Beyond Clinical Engagement: a Pragmatic Model for Quality Improvement Interventions
BMJ Quality and Safety (09/01/2016) Vol. 25, No. 9, P. 716; Pannick, Samuel; Sevdalis, Nick; Athanasiou, Thanos
In this study, researchers in the United Kingdom sought to explore the role of managerial staff in quality improvement (QI) implementation. They outlined a "model for alignment" highlighting key factors of practical importance for successful QI using observations from the Hospital Event Analysis Describing Significant Unanticipated Problems (HEADS-UP) study.

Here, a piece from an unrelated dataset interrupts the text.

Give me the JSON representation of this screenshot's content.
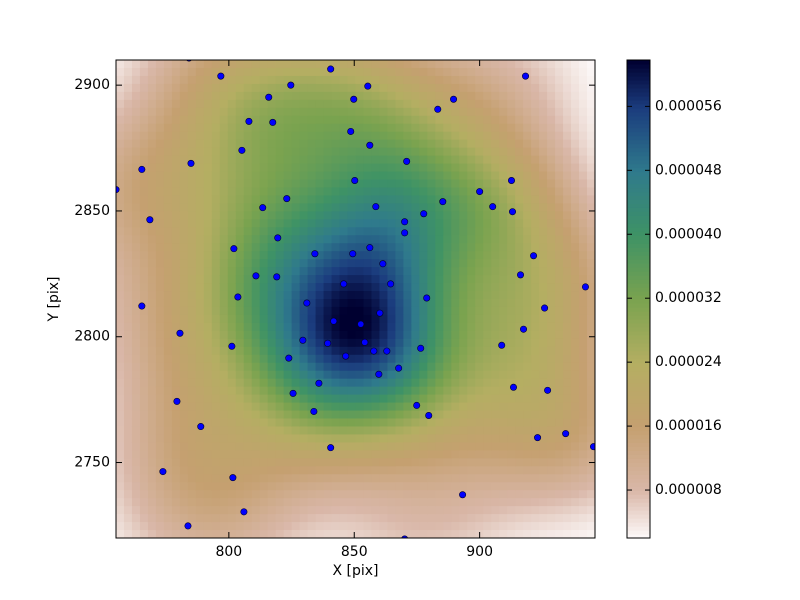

Through structured discussion, clinical staff sought to identify risks to the delivery of high quality care on a daily basis, addressing them promptly through facilitated communication with senior clinicians and managers before patient harm occurred. Multidisciplinary tools systematically collect data relevant to front-line care delivery problems, and teams would then assess and rank the apparent safety threats. Interventions are co-designed or adapted with clinicians, with a focus on quality strategies having the strongest evidence for effectiveness and implementation. Clinicians' participation is to be supported, recognized, and rewarded, perhaps as part of a formal performance management process. Middle managers coordinate alignment of the improvement efforts with organizational goals, and are themselves heavily incentivized to see QI facilitation as a core role of their own. Middle managers' interest in quality is further reinforced by protected board time for quality issues, and board-level use of quality metrics. The researchers conclude that next generation of guidelines for QI reporting will emphasize narrative understanding, while addressing the alignment of clinical and managerial priorities.